Documentation assembled by a group of volunteers and environmentalists who are rowing through the canals of the city reports “the situation is serious, in some points it is truly critical”.
The largest wounds can be seen in high traffic canals. In Rio di Noale, which until three months ago was an overcrowded artery for motorboats, barges and taxis, cracks in the bases of the Istrian stone can be seen. The bricks have collapsed under the force of the waves, which washes away the mortar from the joints. Gradually gaps open up.
Fissures two centimeters wide have appeared on the cornerstones of the palazzi of Rio Noale. Scars that are not always noticed have now come to light, thanks in particular exposure of a May with no traffic, as well as the tides, which are lower than usual. “Macro and micro damage”, say the volunteers, “made more visible also by the low level of algae, due to the absence of the motorboat waves which feed it. The median sea level has lowered by 50 centimeters. The “marine municipality” seems to have returned to what we see in the paintings of Canaletto”. In reality the waters lie in waiting. Next fall the return of high waters is expected. But meanwhile everything has stopped.
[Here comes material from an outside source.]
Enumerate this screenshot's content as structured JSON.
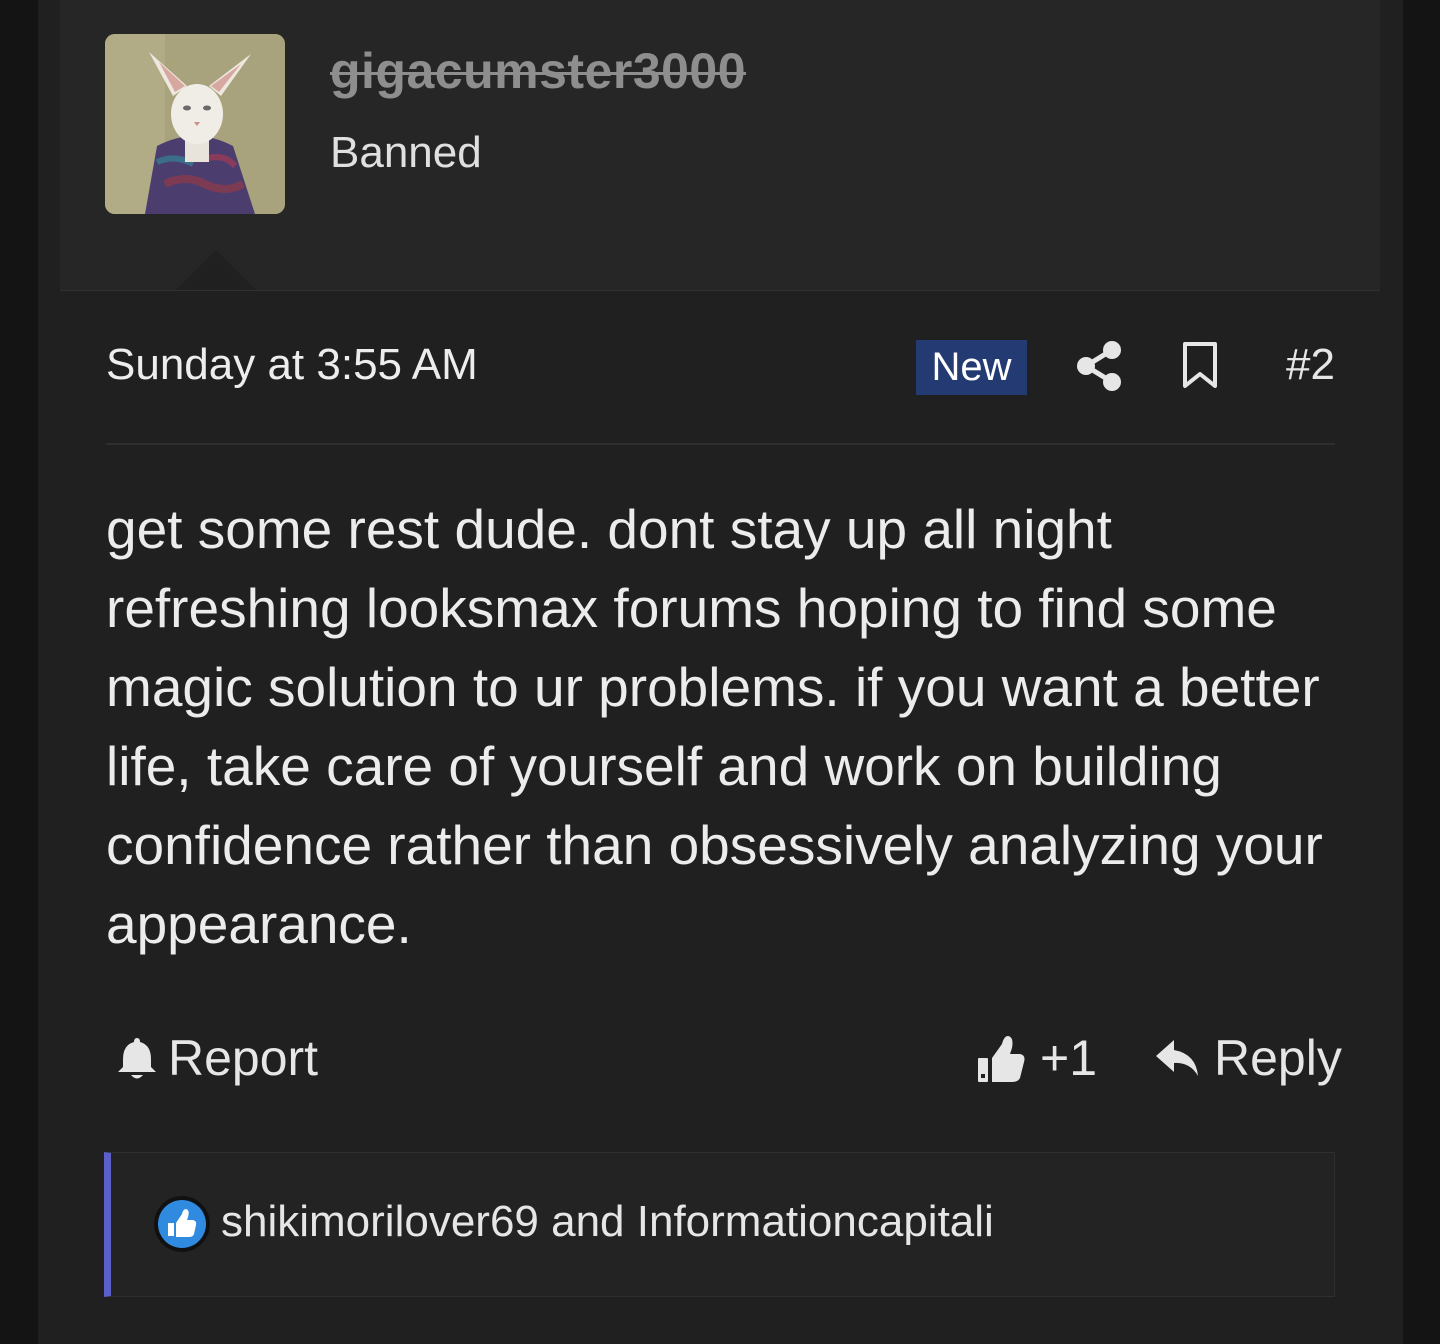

The report goes on. Here, the Istrian stone of corner structures which no longer have mortar or bricks at the intersections of high traffic passages, again in Canareggio, at Santa Giustina. Not to mention Riva Schiavoni, where the stones have been displaced by the movement of the masses of water displaced by ships and vaporetti in Bacino San Marco.
“Urgent intervention is required”, say the volunteers from the environmentalist groups, “because in many places the Istrian stone is slipping into the sea”. The maintenance of the banks and stairs was once a daily concern. They would be cleaned with a brush and then a jet of water. Likewise repair of minor damage before it became irreversible damage was ongoing. This activity was discontinued twenty years ago, after the funding cuts to the Special Law, all of which was directed to the major work of MoSE.
Now some funding is coming back to Venice. The Special Law, money from the European Union, and from the Pact for Venice that was funded by the Renzi government in 2014. So it is urgent to resume the maintenance of the banks – but it is just as urgent to avoid destroying them with motorboat waves, as was happening until three months ago.